Thursday, November 08, 2007

Synchronizing AD with TFS

Just today I had the extremely frustrating task of forcing a synchronization between AD and TFS. The background of the problem was the inclusion of a user in an Active Directory group. The AD group was already associated with a TFS permission group.

After looking around on the net for a while, I came across this forum thread:
http://forums.microsoft.com/MSDN/showpost.aspx?postid=1403304&siteid=1

I invoked the web service to return the last time the ACL synchronization occurred and was a bit surprised to see that it was actually a lot longer than 1 hour ago. From what I read, if the web.config setting was not explicitly declared, it would default to 1 hour.

What I had to do was create a new TFS group, associated an Active Directory group with it, then delete the TFS group.
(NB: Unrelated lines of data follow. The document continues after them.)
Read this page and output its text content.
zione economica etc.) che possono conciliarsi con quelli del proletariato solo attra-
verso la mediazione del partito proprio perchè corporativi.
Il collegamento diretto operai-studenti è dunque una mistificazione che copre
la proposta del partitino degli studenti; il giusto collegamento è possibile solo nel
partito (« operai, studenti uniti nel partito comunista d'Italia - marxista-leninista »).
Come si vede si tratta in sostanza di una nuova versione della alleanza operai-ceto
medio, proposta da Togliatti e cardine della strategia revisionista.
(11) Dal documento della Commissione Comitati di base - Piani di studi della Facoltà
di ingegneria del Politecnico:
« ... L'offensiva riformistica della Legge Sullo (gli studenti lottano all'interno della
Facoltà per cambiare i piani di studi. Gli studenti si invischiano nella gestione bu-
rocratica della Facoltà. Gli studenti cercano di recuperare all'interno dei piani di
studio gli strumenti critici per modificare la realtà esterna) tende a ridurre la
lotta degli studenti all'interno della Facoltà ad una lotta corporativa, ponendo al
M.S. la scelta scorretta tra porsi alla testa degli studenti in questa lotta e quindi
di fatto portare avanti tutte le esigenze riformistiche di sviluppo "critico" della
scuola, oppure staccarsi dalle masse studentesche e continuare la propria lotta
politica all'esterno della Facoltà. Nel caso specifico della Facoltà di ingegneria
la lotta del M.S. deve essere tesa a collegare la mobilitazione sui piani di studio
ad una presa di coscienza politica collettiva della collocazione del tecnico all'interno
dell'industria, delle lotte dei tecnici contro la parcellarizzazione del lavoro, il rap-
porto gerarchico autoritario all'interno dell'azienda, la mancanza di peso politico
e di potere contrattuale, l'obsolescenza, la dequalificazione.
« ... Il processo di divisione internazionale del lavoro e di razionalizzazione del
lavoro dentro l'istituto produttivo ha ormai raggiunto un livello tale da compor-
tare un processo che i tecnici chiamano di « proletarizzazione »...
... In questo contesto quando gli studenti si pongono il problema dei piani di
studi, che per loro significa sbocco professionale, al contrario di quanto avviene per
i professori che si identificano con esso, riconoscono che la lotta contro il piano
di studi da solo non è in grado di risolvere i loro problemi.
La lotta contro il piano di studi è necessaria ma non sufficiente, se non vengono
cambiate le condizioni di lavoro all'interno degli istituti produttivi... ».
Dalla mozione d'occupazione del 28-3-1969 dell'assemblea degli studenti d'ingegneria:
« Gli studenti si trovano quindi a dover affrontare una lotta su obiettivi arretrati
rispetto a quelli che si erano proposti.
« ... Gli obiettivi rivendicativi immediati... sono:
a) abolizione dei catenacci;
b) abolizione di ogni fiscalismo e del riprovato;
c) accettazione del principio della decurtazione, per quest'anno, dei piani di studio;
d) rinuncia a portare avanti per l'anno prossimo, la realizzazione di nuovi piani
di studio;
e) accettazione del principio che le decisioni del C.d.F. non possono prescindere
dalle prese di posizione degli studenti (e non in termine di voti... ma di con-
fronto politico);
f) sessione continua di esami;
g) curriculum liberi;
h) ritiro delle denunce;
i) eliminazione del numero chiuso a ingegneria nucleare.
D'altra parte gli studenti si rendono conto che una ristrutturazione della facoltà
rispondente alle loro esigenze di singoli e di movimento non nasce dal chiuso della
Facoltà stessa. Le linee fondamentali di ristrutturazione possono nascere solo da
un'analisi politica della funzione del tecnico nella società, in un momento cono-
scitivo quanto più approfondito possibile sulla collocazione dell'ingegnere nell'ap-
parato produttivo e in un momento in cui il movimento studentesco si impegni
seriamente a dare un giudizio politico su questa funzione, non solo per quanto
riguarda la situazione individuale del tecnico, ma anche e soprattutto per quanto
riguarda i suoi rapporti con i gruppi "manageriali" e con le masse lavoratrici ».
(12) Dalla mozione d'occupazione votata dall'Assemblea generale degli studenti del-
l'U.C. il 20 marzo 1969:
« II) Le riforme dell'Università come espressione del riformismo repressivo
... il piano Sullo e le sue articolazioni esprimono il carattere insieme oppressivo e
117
It's not a very elegant solution but there are many times where you must force the synchronization due to support requirements. I'm not impressed that no TFS web service exists to manually invoke the synchronization.

Sunday, November 04, 2007

TFS Custom FTP Task to Mainframe

Recently, I've had the opportunity to build a custom task to FTP code from TFS to a mainframe environment. It was quite an adventure but ultimately rewarding when it finally succeeded. I adapted code that someone had kindly written to wrap the WinInet.dll and used it to FTP code to a mainframe running ZOS. I tested the custom FTP task on my FTP server in the windows environment and it worked like a charm.



All that remained was adapting it to the mainframe, or so I thought. My first few attempts were met with dismal failure. The error that got reported was: The server has returned an extended error. 200 Representation type is Ascii NonPrint.



After doing some research, I uncovered the fact that what we take as folders and files are instead known as datasets and members on the mainframe. Mainframe datasets are dot-separated as opposed to slash-separated in the Windows environment. Thus, a dataset would look like this:

MCP.STAGE1.COBOL



The fully qualified dataset and member would then look like this:

MCP.STAGE1.COBOL(MyFile)



It took me a while to understand that the file name could not accept an extension. Thus, I had to write a parsing algorithm to strip it out.



Once that was done, everything worked until the point where it failed because the dataset ran out of space. Another quirk I had to learn about was that the dataset had an allocated amount of storage. Once it ran out, it could not expand further. On another side note, another quirk I learned about datasets was that when they were not used for some time, they got archived to tape. This took a while to track down but we finally understood after one of the mainframe experts explained why the first time things ran, it failed and always succeeded on the second attempt.



Moral of the story: respect mainframes and be flexible with your mindset. Don't automatically treat everything in the same way as Windows or the more recent flavours or Unix/Linux.